私は情報屋の部屋を出て、ジャンク・ハウンズという店を後にすることにした。次に、娼館を経由して平民層へ向かった。娼館はアンダーグラウンドと平民層を繋ぐ唯一の場所であり、地下でも地上でも多くの娼婦たちが客引きをしている。私はその中をすり抜けて、ナタルス亭に向かった。

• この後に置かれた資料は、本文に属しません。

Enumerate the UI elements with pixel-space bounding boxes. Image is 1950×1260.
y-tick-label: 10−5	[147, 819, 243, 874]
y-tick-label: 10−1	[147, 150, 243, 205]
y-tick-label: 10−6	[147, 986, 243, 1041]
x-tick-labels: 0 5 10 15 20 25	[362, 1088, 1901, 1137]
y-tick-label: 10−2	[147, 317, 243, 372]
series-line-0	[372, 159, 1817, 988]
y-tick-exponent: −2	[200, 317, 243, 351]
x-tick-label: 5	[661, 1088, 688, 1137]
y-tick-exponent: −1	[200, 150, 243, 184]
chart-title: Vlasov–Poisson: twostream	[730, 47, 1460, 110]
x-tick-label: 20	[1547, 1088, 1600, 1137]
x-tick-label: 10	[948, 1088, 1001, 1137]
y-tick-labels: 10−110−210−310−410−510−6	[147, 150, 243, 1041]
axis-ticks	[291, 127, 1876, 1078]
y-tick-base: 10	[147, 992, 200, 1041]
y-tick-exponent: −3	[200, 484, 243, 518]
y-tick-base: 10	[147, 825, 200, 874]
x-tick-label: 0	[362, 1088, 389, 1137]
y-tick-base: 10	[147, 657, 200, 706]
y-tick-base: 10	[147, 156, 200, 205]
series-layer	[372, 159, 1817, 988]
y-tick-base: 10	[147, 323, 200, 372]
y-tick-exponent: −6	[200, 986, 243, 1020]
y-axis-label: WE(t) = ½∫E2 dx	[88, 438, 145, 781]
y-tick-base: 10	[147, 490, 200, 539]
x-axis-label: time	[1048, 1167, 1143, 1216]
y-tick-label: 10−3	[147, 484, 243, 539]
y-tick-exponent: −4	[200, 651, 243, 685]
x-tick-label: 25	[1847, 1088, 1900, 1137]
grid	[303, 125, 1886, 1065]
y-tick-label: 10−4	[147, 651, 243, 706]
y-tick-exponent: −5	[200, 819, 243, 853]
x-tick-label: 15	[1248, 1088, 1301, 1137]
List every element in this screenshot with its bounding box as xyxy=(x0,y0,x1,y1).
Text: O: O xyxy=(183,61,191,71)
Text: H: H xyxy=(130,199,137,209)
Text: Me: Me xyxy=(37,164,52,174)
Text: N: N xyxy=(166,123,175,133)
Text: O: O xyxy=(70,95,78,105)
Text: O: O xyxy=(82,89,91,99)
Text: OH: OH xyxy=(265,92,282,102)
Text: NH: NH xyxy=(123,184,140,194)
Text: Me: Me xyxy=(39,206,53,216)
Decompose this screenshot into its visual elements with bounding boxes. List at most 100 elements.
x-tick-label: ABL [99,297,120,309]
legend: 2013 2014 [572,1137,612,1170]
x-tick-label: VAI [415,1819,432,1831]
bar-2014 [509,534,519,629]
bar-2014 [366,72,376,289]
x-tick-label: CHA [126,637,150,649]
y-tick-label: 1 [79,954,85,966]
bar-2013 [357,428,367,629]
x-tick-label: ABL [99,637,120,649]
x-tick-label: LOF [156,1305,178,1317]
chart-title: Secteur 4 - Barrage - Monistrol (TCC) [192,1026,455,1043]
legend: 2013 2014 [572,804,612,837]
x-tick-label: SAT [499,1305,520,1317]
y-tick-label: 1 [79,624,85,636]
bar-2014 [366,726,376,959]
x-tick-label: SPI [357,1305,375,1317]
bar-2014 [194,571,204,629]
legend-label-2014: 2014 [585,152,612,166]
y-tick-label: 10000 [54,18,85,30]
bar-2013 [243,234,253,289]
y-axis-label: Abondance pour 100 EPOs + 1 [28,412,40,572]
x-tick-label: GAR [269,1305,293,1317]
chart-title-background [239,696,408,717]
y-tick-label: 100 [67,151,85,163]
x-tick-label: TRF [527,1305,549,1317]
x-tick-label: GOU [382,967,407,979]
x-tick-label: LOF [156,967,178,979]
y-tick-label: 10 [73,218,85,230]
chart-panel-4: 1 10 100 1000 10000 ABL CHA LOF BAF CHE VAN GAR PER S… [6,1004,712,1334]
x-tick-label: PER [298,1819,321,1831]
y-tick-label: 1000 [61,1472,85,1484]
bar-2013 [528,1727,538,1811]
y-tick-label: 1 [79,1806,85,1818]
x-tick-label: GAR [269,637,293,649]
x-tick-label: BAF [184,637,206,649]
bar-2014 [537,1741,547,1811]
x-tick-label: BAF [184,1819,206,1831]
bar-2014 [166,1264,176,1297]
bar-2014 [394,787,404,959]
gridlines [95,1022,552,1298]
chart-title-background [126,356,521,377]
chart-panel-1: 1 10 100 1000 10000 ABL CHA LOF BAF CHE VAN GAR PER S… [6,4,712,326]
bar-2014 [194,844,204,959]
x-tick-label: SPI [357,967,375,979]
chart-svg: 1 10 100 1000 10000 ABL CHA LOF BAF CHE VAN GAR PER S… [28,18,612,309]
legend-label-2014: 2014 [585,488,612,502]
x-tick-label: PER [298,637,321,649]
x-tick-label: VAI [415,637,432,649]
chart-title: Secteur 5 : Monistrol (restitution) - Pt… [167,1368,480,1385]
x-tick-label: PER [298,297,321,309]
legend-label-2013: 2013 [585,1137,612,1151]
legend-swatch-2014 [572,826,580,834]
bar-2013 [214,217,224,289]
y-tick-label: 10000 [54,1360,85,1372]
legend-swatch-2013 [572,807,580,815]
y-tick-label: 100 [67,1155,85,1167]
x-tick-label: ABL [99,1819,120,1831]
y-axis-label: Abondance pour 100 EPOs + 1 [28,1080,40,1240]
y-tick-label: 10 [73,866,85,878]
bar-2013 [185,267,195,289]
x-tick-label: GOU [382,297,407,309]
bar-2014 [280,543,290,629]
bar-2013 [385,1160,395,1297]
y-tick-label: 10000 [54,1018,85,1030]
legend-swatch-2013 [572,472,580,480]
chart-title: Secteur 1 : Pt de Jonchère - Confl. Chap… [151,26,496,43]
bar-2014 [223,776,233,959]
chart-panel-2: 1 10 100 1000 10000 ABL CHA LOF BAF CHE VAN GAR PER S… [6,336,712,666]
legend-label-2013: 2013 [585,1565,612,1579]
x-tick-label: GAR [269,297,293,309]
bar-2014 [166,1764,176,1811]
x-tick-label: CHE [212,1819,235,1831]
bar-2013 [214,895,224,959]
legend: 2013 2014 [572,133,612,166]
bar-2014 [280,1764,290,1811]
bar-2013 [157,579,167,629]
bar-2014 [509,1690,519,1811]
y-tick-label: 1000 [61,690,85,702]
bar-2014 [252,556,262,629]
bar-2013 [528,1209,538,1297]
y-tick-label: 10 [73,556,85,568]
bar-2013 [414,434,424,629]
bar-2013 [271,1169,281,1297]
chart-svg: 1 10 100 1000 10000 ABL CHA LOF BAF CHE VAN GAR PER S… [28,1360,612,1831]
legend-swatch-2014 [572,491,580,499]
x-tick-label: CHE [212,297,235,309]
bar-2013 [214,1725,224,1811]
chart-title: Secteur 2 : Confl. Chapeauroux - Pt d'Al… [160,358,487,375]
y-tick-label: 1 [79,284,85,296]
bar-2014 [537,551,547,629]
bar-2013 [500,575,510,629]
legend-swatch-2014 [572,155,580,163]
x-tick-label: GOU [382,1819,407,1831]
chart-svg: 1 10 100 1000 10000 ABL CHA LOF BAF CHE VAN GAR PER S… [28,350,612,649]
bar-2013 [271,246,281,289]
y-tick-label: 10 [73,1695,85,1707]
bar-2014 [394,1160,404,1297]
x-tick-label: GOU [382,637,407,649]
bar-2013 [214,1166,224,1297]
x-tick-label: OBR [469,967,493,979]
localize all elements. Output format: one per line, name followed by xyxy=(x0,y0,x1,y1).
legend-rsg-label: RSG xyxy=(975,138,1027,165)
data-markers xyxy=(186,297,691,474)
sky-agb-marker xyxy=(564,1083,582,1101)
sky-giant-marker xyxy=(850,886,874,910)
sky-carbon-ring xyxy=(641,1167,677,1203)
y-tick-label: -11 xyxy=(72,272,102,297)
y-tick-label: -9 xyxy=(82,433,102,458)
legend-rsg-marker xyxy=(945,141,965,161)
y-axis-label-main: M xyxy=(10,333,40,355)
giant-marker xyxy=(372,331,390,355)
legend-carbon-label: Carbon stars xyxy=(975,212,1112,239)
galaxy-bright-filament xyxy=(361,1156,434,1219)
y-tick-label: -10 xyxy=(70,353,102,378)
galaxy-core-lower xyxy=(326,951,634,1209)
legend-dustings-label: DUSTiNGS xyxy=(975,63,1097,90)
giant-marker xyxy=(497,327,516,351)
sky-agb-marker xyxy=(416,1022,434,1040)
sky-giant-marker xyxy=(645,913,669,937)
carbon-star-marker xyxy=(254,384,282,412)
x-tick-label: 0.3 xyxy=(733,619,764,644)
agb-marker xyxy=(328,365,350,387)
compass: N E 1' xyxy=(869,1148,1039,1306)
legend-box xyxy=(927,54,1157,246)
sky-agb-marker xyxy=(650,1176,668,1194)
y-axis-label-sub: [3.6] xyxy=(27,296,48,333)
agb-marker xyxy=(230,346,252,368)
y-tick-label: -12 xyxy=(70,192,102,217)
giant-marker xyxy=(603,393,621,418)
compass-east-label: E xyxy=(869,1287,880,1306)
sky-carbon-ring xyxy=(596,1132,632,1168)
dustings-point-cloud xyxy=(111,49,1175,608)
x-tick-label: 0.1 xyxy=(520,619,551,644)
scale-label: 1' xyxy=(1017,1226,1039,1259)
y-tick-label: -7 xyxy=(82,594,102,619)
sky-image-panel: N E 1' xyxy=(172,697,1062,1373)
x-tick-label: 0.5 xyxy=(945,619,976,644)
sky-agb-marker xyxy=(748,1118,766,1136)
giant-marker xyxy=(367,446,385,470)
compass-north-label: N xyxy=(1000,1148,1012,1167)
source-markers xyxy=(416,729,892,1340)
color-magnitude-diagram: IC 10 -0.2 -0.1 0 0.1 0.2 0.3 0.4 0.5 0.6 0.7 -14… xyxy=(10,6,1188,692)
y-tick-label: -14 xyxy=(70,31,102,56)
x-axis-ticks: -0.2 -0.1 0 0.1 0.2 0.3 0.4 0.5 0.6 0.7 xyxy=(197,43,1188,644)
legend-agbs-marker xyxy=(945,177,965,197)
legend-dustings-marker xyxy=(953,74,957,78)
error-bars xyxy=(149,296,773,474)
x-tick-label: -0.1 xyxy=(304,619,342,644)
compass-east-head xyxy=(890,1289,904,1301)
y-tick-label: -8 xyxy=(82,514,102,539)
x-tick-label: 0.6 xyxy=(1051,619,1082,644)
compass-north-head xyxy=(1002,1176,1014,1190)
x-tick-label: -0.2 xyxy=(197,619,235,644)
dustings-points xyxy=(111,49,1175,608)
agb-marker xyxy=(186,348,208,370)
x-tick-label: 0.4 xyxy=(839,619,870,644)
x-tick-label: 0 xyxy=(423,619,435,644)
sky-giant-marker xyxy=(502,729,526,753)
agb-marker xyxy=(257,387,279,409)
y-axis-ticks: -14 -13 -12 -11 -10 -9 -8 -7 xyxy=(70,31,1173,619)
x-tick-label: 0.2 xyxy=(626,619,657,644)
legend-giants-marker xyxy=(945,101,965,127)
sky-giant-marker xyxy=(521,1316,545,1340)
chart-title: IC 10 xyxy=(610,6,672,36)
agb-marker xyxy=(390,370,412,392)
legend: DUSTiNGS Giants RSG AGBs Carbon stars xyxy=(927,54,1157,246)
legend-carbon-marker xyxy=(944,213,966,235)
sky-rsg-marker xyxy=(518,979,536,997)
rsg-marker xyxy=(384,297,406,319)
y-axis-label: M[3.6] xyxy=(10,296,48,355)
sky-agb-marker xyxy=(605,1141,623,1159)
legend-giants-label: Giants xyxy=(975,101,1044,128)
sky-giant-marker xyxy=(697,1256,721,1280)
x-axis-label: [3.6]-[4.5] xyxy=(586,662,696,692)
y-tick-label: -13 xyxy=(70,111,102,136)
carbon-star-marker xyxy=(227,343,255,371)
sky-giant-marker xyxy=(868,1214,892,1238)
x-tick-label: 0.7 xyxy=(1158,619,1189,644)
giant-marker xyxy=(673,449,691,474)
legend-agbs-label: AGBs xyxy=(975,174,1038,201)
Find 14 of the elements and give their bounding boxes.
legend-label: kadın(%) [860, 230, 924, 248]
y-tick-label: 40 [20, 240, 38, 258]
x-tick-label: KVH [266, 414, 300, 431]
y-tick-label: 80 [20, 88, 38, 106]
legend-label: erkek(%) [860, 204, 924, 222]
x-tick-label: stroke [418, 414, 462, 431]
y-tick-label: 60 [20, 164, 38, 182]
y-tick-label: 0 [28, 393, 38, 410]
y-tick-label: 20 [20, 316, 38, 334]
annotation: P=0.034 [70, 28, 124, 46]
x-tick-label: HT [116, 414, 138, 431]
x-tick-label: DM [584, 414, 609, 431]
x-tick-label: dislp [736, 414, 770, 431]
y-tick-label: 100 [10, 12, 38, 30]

ナタルス亭は地元でも人気の酒場で、いつも賑わっている。その中でどうやって困っている人を探せば良いのか。しかし、そんな心配はすぐに解決された。

 

「すみません、そこの方!」

 

カウンターに座っていた男性に声をかけられた。彼は若い男性で、私より少し年上といったところだろうか。少し破けたシャツにズボンを履いており、あまり清潔感は無かった。あと磯の香りがした。漁業の仕事でもしているのだろうか。

 

「どうしたの?」

「実は、ちょっとお願いしたいことがありまして……」

 

私は男の隣に座った。

 

「何?」

「あの、この街の近くにあるスパイダーフォレストという所で、指輪を落としてしまって……」

「探して欲しいと」

「はい!お願いできますか?」

 

男はそう言って頭を下げてきた。

 

「の前に、まずは報酬の話をしましょう。ただ働きとはいかないから」

「えっと……金貨2枚でどうですか?」

「足りない」

「じゃあ3枚……」

 

私は首を横に振った。

 

「では、祖父が使っていたブーツを……」

「待って、そのブーツは魔法がかかっている?」

「は、はい。祖父の代から伝わる由緒正しい靴です」

「それでいいよ」

「ほ、本当ですか!?」

「どこで落としたか分かる?」

「はい……。確か、洞窟の奥にある蜘蛛の巣辺りで落としました」

「どうしてそんな奥まで……?」

「その……酔って友達との度胸試しで入ったら落としちゃって」

 

私は思わず天を仰ぎそうになった。

 

「他に特徴は?」

「黒い宝石が埋め込まれています」

「それだけで十分」

「あと、嫁にこの事は伝えないでください。絶対に怒られるんで」

 

そりゃそうでしょと言いたくなったけど、それもグッと堪えることにした。

 

「分かりました。お任せ下さい」

「あと、俺がデッド・キャリアで賭けていたということも内緒にしてください!」

「それは聞いてないよ!」

 

思わず声を上げて突っ込んでしまった。

 

「……わかったから安心して待ってて」

 

私は呆れながらも、依頼を引き受けて店を出た。早く帰らなければ。もう空に暗闇が広がってきている。私は急いでウッドロック・インに向かおうとするけど、殺気のようなものを背中から感じた。その殺気はどこまでも冷たく、まるで氷柱のように鋭かった。私を狙っているに違いない。裏路地に入り、私は後ろを振り向いた。

 

「さっきからどうしたの?」

 

そう声をかけても人の姿は見えない。だけど、確かに気配を感じる。私は剣を抜いて構えた。神経を尖らせながら周囲を警戒する。

 

「……っ!」

 

殺気は上から降り注いだ。強襲を剣で防ぐ。金属同士がぶつかり合う音が響き渡った。暗殺者は身を翻しながら着地し、ナイフを構え直した。黒いフードを深く被った人物だ。顔はよく見えないけど、敵意は剥き出しだった。

 

「今は急いでいるの。さっさと終わらせる」

 

私が駆け出すと、相手もそれに合わせて走り出した。影が道を覆い尽くす中、戦いは始まった。